Domingo, 23 de Fevereiro de 2020
Craque

Sete dos 12 torcedores do Corinthians presos na Bolívia são libertados, mas amazonense não

O CRAQUE entrou em contato com o irmão do amazonense, Cleuter Barreto Barros, que está preso com o grupo desde o dia 20 de fevereiro



1.gif Após quase quatro meses, parte dos corintianos ganha liberdade
07/06/2013 às 09:40

Nesta quinta-feira (06) à noite, após quase quatro meses, sete dos 12 corintianos presos na Penitenciária de Oruro foram libertados. A informação da libertação dos torcedores começou a circular no início da tarde desta quinta na Internet. Segundo os sites especializados, um dos torcedores, que não quis se identificar, teria anunciado a soltura dos sete integrantes confinados. Logo em que foi divulgada a informação, o CRAQUE entrou em contato com o irmão do amazonense, Cleuter Barreto Barros, que está preso com o grupo desde o dia 20 de fevereiro.
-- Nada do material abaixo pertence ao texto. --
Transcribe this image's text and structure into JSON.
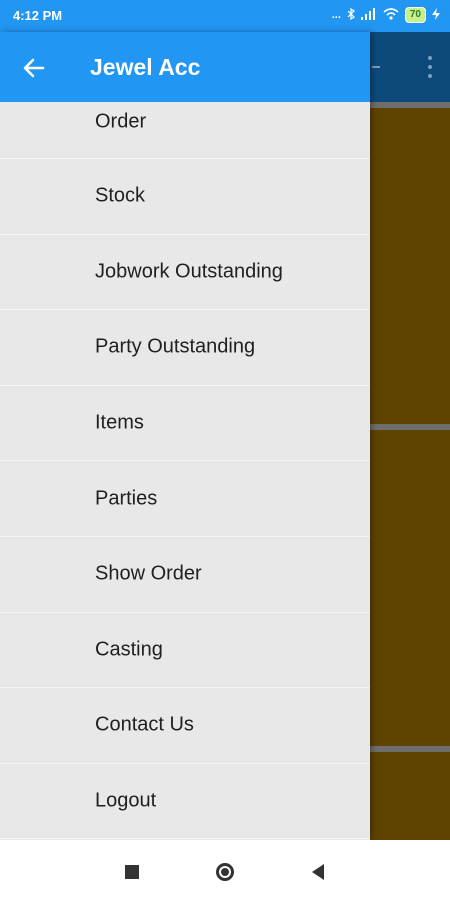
{
  "status_bar": {
    "time": "4:12 PM",
    "icons_text": "...",
    "battery": "70"
  },
  "drawer": {
    "title": "Jewel Acc",
    "items": [
      {
        "label": "Order"
      },
      {
        "label": "Stock"
      },
      {
        "label": "Jobwork Outstanding"
      },
      {
        "label": "Party Outstanding"
      },
      {
        "label": "Items"
      },
      {
        "label": "Parties"
      },
      {
        "label": "Show Order"
      },
      {
        "label": "Casting"
      },
      {
        "label": "Contact Us"
      },
      {
        "label": "Logout"
      }
    ]
  },
  "colors": {
    "primary": "#2196f3",
    "drawer_bg": "#e8e8e8",
    "background_content": "#5f4300",
    "background_appbar": "#0d4a7c"
  },
  "icons": {
    "back": "arrow-left-icon",
    "nav_recents": "square-icon",
    "nav_home": "circle-icon",
    "nav_back": "triangle-left-icon"
  }
}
Na primeira ligação telefônica, Carlos Augusto Barreto disse que havia sido informado da notícia, mas que só saberia se o irmão seria um dos libertados quando chegasse em casa e entrasse em contato com integrantes da Gaviões da Fiel, torcida do Corinthians, em São Paulo.



No segundo contato com a reportagem, à noite, Carlos Augusto Barreto lamentava a ausência do nome do irmão na lista dos liberados. “Infelizmente o nome dele (Cleuter) não está na lista dos que vão sair. Estamos tristes por isso, mas com esperança de que, após esse avanço na defesa dos torcedores, logo ele possa sair da prisão na Bolívia”, disse Carlos. Os outros brasileiros que não foram soltos vão permanecer na prisão porque as autoridades locais ainda não têm convicção de que eles são inocentes, já que foram encontrados resíduos de pólvora nas mãos deles. Uma audiência deve resolver a questão e espera-se que em 20 dias eles também sejam liberados.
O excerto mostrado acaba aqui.